2. Description of the Prior Art
Refrigerators for domestic use are nowadays increasingly supplied with built-in ice makers. The ice maker serves to produce cube-shaped ice pieces or ice pieces of other shapes, which can typically be dispensed via an ice-piece dispenser integrated into a door of the refrigerator. The ice pieces are produced in an ice-making tray, which has a plurality of cavities for producing one ice piece each.
While in some refrigerator models the ice maker is situated in the body of the refrigerator, in other refrigerator models the ice maker is arranged in the door of the cabinet. When the ice maker is arranged in the door there is the problem that, after the ice-making tray has been filled with fresh water, the water can spill out of the tray when the door is moved quickly and jerkily if the water has not yet solidified to form ice.
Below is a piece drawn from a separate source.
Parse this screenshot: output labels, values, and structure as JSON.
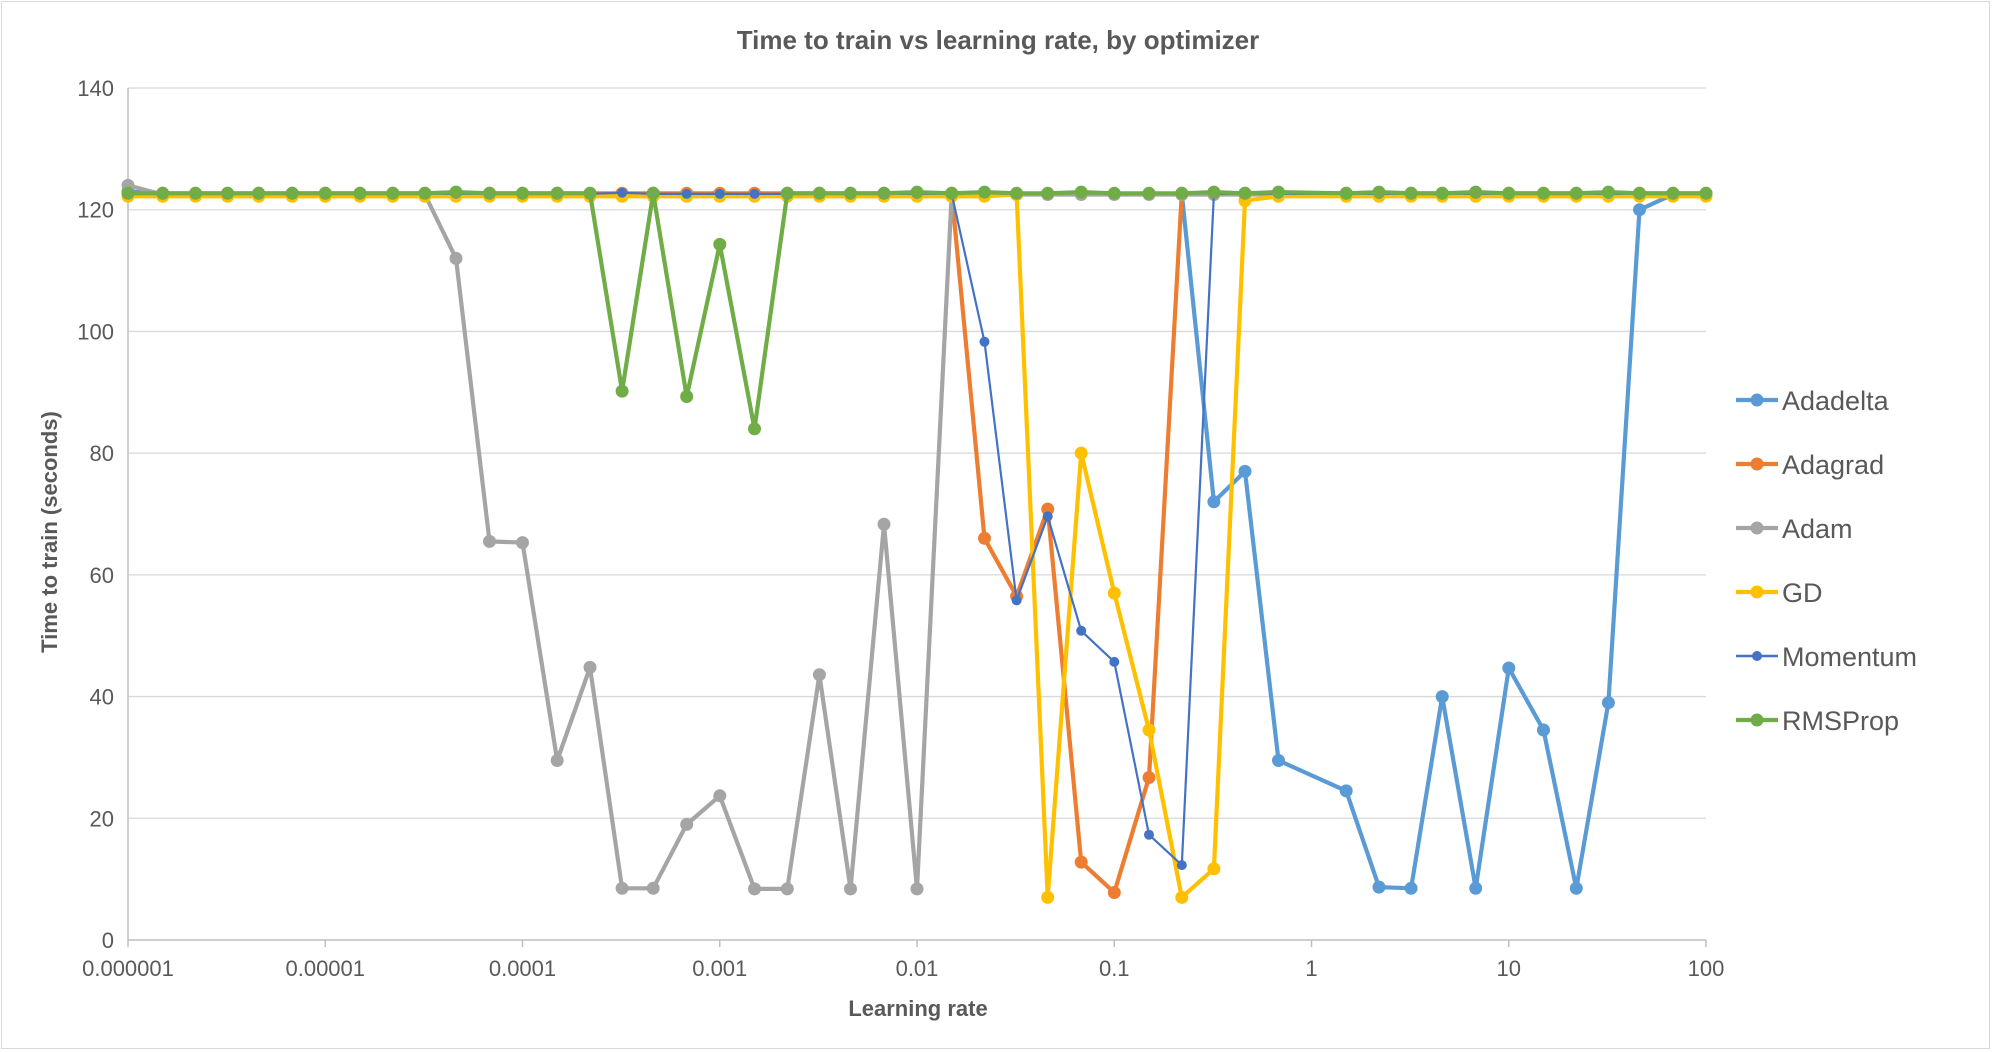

Protecting walls can be provided as spillage protection in front of, at the side of or/and behind the ice-making tray, which protecting walls ensure that water spilling out of the tray is guided back into the tray and does not drip down the door or even spill into the cooling chamber of the refrigerator. Although such protecting walls can provide satisfactory spillage protection, a problem which can arise in connection with rotatably mounted ice-making trays, which are rotated about an axis of rotation in order to eject the finished ice pieces, is that ice bridges form between the tray and the surrounding protecting walls. Such ice bridges can impede or even block rotation of the ice-making tray. In some circumstances, this can result in damage to a rotary drive motor for the ice-making tray.